Comité de la majorité: Pour de Villiers, «ce n'est pas un engagement perpétuel»

POLITIQUE Il était à l'Elysée ce mercredi, pour une rencontre autour de Nicolas Sarkozy...

Elodie Lestrade

— 

Un an après un score très décevant à l'élection présidentielle, Philippe de Villiers (Mouvement pour la France), se prépare à reprendre place sur l'échiquier politique, avec pour ambition de rassembler les voix de droite hostiles à la construction européenne.
Un an après un score très décevant à l'élection présidentielle, Philippe de Villiers (Mouvement pour la France), se prépare à reprendre place sur l'échiquier politique, avec pour ambition de rassembler les voix de droite hostiles à la construction européenne. — Stéphane de Sakutin AFP/Archives

Les membres du «comité de la majorité» ont été reçus ce mercredi par le chef de l’Etat. La première réunion, qui se fera en présence de tous les membres du comité, n’aura lieu que le 22 septembre prochain. Mais le Président tenait à resserrer les rangs de la majorité après les remous causés par le ralliement de Philippe de Villiers.
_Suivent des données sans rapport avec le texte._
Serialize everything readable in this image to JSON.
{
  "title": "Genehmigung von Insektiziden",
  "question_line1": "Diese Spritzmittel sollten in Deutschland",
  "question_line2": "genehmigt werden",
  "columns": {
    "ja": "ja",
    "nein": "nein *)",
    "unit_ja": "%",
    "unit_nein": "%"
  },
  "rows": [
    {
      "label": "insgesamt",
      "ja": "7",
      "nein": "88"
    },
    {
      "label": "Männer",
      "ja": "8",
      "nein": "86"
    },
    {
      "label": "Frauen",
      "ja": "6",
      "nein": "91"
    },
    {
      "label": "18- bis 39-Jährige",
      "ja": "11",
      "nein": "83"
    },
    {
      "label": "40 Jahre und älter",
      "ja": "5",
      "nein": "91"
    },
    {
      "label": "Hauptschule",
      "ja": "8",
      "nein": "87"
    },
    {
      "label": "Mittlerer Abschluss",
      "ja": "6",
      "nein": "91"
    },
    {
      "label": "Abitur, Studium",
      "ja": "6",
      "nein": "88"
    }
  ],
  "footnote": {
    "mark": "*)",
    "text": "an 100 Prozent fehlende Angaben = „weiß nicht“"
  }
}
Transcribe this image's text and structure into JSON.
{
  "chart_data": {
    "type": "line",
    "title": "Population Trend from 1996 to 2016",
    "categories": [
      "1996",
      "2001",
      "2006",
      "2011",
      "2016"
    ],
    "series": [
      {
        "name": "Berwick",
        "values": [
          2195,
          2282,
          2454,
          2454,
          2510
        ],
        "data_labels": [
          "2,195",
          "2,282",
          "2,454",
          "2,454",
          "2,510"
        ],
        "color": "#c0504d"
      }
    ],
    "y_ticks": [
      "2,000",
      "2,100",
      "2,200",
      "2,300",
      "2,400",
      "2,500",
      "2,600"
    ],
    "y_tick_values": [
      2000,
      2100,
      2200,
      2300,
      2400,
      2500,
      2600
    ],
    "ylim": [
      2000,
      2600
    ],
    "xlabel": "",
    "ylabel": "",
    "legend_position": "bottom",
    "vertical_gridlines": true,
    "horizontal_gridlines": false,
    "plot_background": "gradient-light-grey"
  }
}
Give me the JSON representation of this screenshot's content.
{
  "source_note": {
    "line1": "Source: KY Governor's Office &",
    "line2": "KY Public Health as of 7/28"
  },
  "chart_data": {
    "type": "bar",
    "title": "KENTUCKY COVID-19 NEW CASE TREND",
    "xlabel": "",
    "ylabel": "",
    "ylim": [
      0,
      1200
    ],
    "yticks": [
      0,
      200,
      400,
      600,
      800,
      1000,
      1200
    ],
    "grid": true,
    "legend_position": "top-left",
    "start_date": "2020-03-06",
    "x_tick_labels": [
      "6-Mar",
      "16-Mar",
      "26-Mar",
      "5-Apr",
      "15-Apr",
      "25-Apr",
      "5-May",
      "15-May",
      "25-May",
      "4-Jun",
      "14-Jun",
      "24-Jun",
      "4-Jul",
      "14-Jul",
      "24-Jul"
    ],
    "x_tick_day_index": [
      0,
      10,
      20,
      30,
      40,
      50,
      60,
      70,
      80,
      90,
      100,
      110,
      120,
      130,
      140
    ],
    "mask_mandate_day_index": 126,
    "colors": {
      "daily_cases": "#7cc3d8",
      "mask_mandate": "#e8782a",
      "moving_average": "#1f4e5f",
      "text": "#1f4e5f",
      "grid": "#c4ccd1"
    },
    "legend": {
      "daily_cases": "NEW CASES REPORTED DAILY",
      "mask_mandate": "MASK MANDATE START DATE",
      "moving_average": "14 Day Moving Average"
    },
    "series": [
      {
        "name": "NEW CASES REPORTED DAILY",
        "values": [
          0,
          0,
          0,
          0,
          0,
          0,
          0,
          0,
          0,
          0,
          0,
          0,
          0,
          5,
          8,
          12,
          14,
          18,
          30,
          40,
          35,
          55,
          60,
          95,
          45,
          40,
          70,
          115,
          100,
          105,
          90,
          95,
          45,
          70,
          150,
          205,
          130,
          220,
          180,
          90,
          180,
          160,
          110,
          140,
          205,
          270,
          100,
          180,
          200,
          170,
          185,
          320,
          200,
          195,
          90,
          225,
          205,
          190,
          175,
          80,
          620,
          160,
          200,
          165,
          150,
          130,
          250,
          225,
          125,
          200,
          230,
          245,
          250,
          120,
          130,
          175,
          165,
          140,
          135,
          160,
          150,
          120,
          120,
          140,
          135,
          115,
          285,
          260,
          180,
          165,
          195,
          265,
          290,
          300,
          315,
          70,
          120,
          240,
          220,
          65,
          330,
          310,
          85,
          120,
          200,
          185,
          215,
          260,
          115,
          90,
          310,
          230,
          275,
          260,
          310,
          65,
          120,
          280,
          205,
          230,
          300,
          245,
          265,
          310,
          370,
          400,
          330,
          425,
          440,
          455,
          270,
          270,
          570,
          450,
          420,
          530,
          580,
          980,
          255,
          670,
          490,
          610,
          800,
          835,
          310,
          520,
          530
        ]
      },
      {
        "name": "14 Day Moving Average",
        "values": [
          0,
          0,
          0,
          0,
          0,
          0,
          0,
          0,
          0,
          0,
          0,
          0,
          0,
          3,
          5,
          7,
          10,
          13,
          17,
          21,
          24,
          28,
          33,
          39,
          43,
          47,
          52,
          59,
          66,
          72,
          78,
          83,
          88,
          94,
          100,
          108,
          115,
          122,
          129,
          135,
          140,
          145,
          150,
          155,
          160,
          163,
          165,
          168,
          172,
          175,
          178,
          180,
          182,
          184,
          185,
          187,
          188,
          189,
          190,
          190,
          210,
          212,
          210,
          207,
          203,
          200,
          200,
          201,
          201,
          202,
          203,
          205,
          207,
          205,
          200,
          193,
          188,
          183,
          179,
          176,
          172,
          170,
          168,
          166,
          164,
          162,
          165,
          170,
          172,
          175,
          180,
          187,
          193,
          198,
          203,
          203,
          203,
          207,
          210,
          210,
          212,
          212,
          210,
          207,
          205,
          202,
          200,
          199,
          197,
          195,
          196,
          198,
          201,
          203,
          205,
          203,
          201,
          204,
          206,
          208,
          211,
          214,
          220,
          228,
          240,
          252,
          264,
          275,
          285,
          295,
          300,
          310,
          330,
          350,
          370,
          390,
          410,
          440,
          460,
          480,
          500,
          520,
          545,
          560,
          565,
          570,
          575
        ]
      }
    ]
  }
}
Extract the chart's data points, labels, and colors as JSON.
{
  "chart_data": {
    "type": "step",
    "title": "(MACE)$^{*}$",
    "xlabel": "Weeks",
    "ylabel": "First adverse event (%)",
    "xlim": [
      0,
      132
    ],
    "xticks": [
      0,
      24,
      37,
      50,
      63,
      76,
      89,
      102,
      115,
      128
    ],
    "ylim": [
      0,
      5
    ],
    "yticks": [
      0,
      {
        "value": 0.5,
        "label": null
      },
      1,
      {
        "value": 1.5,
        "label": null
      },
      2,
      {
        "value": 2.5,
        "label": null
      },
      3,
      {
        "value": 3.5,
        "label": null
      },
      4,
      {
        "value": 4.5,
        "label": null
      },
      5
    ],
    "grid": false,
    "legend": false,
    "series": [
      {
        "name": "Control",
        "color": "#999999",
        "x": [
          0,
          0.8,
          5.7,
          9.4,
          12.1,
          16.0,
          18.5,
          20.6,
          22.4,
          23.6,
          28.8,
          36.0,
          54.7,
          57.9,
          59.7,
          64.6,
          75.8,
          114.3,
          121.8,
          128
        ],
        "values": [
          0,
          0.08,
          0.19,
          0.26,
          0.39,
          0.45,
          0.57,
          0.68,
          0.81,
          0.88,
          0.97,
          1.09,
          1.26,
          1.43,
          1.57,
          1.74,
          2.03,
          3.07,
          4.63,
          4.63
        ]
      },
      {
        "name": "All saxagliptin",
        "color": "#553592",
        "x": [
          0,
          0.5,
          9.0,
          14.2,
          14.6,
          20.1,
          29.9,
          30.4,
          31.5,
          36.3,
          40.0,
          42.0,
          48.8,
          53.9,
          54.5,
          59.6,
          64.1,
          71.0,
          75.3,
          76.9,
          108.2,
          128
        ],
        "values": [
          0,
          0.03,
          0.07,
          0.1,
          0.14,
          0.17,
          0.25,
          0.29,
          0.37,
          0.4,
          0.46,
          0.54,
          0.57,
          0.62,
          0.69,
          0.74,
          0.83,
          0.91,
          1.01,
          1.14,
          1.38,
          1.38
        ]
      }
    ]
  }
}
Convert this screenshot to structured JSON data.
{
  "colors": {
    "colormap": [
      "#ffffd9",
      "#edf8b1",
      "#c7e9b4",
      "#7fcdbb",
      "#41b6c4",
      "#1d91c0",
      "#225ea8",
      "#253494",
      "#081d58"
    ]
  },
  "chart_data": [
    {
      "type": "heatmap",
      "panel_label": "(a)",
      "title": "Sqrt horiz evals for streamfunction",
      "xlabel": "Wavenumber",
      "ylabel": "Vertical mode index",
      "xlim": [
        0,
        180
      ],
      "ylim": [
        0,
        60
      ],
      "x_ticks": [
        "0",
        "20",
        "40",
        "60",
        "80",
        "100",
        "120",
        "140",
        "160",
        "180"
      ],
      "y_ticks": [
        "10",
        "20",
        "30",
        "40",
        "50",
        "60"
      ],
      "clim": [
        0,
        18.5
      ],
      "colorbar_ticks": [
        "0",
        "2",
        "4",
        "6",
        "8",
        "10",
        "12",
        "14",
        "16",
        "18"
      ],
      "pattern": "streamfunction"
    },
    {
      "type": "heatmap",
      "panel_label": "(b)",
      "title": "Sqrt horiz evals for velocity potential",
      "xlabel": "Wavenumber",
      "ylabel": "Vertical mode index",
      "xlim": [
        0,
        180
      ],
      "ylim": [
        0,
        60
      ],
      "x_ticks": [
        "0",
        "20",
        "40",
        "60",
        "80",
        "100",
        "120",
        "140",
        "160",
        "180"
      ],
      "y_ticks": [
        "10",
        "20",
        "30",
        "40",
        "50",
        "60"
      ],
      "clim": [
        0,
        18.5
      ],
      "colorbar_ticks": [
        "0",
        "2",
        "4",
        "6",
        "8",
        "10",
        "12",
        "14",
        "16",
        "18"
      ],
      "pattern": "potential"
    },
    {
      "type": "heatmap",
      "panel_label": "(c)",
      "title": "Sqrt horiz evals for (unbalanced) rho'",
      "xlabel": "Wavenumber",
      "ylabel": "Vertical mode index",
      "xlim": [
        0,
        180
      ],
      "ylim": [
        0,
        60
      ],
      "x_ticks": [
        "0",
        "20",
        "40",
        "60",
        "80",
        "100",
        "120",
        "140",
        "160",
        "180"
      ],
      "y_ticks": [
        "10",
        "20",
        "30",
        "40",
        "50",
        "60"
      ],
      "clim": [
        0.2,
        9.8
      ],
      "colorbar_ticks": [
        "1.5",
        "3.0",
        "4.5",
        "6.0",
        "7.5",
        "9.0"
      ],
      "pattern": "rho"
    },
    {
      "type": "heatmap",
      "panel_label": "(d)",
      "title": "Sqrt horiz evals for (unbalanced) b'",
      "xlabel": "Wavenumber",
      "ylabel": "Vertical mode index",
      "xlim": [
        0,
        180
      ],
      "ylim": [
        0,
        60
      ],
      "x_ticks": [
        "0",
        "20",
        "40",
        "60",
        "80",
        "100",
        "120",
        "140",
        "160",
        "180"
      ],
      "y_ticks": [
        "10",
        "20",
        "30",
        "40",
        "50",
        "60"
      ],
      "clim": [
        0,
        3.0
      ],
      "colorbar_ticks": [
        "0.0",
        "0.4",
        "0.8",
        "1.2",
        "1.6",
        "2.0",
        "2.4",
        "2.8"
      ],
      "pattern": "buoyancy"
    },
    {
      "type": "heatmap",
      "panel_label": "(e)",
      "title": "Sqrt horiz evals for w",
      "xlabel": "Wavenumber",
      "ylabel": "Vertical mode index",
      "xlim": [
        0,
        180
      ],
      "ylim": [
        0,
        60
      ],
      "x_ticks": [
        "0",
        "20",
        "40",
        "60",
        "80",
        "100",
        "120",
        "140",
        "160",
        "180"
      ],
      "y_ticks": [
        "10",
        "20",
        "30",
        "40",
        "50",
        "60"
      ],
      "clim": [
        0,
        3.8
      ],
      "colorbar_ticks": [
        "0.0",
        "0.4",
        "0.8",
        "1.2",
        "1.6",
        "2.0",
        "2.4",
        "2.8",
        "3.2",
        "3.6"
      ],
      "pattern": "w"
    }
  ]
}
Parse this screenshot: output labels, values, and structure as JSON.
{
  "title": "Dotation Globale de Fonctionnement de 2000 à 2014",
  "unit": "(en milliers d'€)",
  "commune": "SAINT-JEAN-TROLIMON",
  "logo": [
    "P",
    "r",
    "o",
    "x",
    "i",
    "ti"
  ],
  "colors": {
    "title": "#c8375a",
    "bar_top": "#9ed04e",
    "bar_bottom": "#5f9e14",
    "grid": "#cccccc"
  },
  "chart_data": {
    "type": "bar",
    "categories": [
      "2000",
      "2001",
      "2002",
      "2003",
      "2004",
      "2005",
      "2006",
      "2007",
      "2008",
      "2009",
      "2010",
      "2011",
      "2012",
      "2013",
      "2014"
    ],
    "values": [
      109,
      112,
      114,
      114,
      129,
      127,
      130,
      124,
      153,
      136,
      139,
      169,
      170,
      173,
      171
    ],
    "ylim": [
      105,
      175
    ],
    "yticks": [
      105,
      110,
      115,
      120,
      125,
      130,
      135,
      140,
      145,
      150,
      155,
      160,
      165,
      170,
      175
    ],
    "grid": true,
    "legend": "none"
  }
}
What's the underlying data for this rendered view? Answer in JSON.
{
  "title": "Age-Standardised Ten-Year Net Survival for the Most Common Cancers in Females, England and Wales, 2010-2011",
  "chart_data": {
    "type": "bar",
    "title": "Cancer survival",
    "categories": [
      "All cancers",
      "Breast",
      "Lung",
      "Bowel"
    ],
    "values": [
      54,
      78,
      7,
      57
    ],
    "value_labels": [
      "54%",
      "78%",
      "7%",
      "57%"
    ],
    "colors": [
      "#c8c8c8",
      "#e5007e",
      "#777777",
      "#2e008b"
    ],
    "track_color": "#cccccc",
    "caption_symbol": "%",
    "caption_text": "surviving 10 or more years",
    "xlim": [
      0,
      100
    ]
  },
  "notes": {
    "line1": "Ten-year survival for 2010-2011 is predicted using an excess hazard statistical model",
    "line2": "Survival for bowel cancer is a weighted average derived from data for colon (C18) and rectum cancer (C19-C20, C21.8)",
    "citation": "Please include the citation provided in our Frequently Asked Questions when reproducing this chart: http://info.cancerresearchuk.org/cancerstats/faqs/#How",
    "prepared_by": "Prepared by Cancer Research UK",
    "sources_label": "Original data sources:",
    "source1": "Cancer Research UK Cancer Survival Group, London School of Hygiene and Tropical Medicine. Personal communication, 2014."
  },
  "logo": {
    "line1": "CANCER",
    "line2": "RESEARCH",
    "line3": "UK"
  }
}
Accueillir les derniers ralliés

Seuls les principaux membres du comité étaient donc conviés. Les leaders des partis co-fondateurs de la majorité Jean-Louis Borloo (Parti radical) et Christine Boutin (Parti Chrétien démocrate) ainsi que ceux des alliés comme Hervé Morin (Nouveau Centre) ou les ex-socialistes Jean-Marie Bockel (Gauche moderne) et Eric Besson (Progressistes) se sont donc retrouvés à l’Elysée.

Le but de cette rencontre sans ordre du jour précis? Accueillir les petits nouveaux: Philippe de Villiers - le leader du Mouvement pour la France (MPF) - et Frédéric Nihous, le chef de file de Chasse, pêche, nature et tradition (CPNT).

Un moyen pour la voix du MPF d’être «mieux entendue»

Après une heure et demie passée ensemble, les membres du comité se sont rapidement dispersés, ne s’arrêtant pas devant le parterre de journalistes amassé aux portes de l’Elysée. Seul Philippe de Villiers est venu, à pied, faire le bilan de cette première rencontre. «Le Président a réuni l’ensemble des sensibilités de la majorité présidentielle afin d’expliquer ce qu’est cette instance (…). Il m'a répété qu'il ne me demande pas, à moi ou à quiconque, d'abandonner ses idées, mais au contraire de rester soi-même, de mettre en commun nos réflexions et nos échanges».

Revenant sur les raisons du ralliement du MPF à la majorité, il a reconnu qu’au-delà de la volonté d’affronter ensemble la crise économique actuelle et d’établir une stratégie politique commune, cela permettrait à «la voix du MPF d’être mieux entendue».

«Pas un engagement perpétuel»

Interrogé sur la durée de son ralliement, le président du conseil général de Vendée a tenu à préciser: «Le comité de liaison n'est pas un engagement perpétuel pour les membres qui en font partie (...) C'est une instance de dialogue, on ne sert pas à la sortie une produit unique, ce n’est pas une broyeuse.»

Le MPF se dit prêt à faire l'union dans les Pays-de-la-Loire et en Poitou-Charentes, seules régions où son parti a enregistré de bons scores aux européennes, avec respectivement 14% et 11,5% des voix, contre une moyenne nationale de 4,8%.